Jan. 10th, 2018

missroserose: (Book Love)
Hello, book-friends! It's been an unusually busy few weeks. The past couple of years, I've observed that January's been a crowded month at the yoga studio (lots of New Year's resolutioners) but a slow month for massages. This made sense to me; January's when we city-dwellers who live in the midst of great shopping meccas all look at our credit card bills from the holidays and gasp and choke and resolve to live more frugally, and culturally we still see massages as a luxury rather than part of a regular physical maintenance plan. Weirdly, though, this January's bucked the trend, at least for my private bookings. This seems to be the confluence of a number of factors - I sold some gift certificates in December, the weather's been so cold and I'm running a special on hot stone massages, a lot of folks who've been to my classes or heard about me through the yoga grapevine are finally taking the time to book something (probably from residual holiday stress, haha). I'm certainly not complaining - Brian and I are heading to Tucson next month for his brother's wedding, and house-hunting shortly thereafter, so we can definitely use the extra income! - but it's been surprising to me.

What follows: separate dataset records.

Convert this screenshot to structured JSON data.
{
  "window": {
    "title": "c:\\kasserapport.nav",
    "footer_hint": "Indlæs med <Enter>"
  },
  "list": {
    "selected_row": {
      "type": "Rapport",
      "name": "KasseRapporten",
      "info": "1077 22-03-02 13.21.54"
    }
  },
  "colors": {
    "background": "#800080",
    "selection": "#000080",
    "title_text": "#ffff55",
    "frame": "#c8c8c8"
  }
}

What I've just finished reading

Winter Garden, by Kristin Hannah

I still feel like this book started about seven chapters too early - there just wasn't much that inspired me to invest emotionally in the present-day characters and their problems, so it was kind of a slog to get through. Once Anya gets going with her 'fairy tale', though...whoof. Her depiction of Stalinist Russia, and especially the Siege of Leningrad, is riveting - the hope and terror and small kindnesses and despair these people live through are all gut-wrenchingly immediate. Particularly effective was the way she tells the whole thing in present tense; we know how it shakes out because it's history to us, but to her it's her life, happening in the moment, and nobody knows the whole extent of it or when or how it will end. If there's one major complaint I have, it's that her tale outshines the framing story somewhat - there are a few moments where her interactions with her daughters feel superfluous, there only to give us a break from the difficulties of wartime Leningrad. But the author brings it all to a satisfying enough close, and at that point we're emotionally invested enough that the ending feels earned rather than pat. If nothing else, it definitely inspired me to read more about Russian history, so the experiment was a success on that front.

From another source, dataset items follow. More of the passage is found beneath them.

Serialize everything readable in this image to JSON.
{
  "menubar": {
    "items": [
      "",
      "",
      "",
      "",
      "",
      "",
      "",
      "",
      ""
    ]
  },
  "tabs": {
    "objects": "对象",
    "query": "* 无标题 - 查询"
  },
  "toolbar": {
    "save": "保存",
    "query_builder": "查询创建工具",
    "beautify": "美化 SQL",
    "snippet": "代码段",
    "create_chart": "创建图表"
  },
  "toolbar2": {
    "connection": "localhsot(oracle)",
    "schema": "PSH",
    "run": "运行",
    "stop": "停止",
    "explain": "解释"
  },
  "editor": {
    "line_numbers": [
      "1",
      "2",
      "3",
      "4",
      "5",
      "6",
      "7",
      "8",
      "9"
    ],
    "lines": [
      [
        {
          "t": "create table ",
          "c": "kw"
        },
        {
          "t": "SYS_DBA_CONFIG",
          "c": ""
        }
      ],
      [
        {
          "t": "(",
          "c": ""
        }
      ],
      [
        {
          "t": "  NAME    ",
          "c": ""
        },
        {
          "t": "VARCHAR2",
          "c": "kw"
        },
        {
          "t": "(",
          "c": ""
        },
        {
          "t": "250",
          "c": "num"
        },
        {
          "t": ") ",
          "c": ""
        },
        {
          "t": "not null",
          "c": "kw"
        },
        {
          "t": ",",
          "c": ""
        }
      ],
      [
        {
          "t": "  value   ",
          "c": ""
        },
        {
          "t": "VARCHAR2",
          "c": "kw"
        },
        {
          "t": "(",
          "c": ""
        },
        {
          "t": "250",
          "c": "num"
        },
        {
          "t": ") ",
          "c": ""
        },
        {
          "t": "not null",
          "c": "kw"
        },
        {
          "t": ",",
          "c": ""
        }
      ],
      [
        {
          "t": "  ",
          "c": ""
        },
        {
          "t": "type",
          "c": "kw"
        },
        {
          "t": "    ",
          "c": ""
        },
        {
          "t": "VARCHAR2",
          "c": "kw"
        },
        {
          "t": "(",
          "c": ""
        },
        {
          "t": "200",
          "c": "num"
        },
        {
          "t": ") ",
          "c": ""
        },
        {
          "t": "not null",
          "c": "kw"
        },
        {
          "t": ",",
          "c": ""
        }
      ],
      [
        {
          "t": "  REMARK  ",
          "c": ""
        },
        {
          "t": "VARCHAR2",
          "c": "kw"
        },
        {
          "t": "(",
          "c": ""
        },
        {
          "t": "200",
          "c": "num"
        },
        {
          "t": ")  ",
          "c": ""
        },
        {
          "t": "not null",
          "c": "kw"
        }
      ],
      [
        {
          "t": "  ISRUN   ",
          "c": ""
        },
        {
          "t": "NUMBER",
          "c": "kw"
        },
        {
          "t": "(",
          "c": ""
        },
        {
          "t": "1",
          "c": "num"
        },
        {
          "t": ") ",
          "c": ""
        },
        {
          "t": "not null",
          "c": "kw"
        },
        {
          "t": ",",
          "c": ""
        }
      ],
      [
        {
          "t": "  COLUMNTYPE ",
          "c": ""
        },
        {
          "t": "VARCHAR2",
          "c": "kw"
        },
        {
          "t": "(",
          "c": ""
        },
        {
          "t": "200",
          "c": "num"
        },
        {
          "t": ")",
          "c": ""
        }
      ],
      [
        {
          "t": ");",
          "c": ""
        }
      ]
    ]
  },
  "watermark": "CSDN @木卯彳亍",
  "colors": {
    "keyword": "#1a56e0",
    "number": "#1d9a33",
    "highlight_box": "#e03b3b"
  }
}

What I'm currently reading

Ella Enchanted, by Gail Carson Levine. I've been reading this in snatches, on my Kindle in between appointments or in line at the coffeeshop, so I'm still only a third through. In the way of fairytale heroines, Ella's having a rough time of things, but is still determined to make the best of them as well as to exercise her agency. I'm particularly entertained at the story's use of her finishing school experience - I'd expected this to turn into a schoolgirl tale, but we spend barely a couple of chapters there before Ella's enforced obedience to all the orders drives her up the wall (although neatly, in the interim, solving her issues with clumsiness). She's off to find the fairy who 'gifted' her with obedience and demand that the spell be rescinded, and I'm cheering her on, even though I suspect said fairy will have her own ideas on the matter.

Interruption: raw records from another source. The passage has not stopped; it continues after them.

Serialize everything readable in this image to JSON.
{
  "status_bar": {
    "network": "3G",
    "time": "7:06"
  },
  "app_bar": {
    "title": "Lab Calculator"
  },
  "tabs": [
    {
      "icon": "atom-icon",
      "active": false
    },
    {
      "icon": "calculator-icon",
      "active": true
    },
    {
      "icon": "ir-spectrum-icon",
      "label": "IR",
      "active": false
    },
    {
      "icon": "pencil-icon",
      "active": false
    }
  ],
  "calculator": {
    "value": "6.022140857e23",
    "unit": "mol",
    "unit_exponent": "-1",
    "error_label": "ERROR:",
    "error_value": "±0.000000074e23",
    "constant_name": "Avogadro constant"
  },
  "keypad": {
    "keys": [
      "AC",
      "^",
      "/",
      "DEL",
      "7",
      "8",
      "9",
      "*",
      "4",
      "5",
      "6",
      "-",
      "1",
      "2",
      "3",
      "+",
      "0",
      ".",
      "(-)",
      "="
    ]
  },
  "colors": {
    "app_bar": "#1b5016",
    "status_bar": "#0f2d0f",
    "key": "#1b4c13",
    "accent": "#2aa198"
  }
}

Yoga Sequencing: Designing Transformative Yoga Classes, by Mark Stephens. This book comes highly recommended by a lot of teachers I know, but I'm beginning to wonder if tackling it head-on was the wrong approach. After the introduction, it dumps you straight into...an entire chapter on yoga philosophy and metaphysical theory, including the five koshas (energetic bodies of consciousness) and the progression of a student's yoga practice in tapping into each of them. Which is, as y'all can probably guess, pretty much completely not my thing - I'm far more comfortable teaching to the paradigm of yoga-as-physical-practice than yoga-as-energetic/spiritual-quest. (Nothing against those who do, it's just not my experience.) Still, I'm looking at it like I did a lot of my college reading - the whole point of the endeavor is to expose myself to new ideas, and if it doesn't resonate with me I don't have to worry about retaining the knowledge past the test.

What I plan to read next

After reading Winter Garden, I remembered [personal profile] ivy's excellent review of Symphony for the City of the Dead: Dimitri Shostakovich and the Siege of Leningrad, so I picked that one up on Audible. I'm looking forward to listening to it!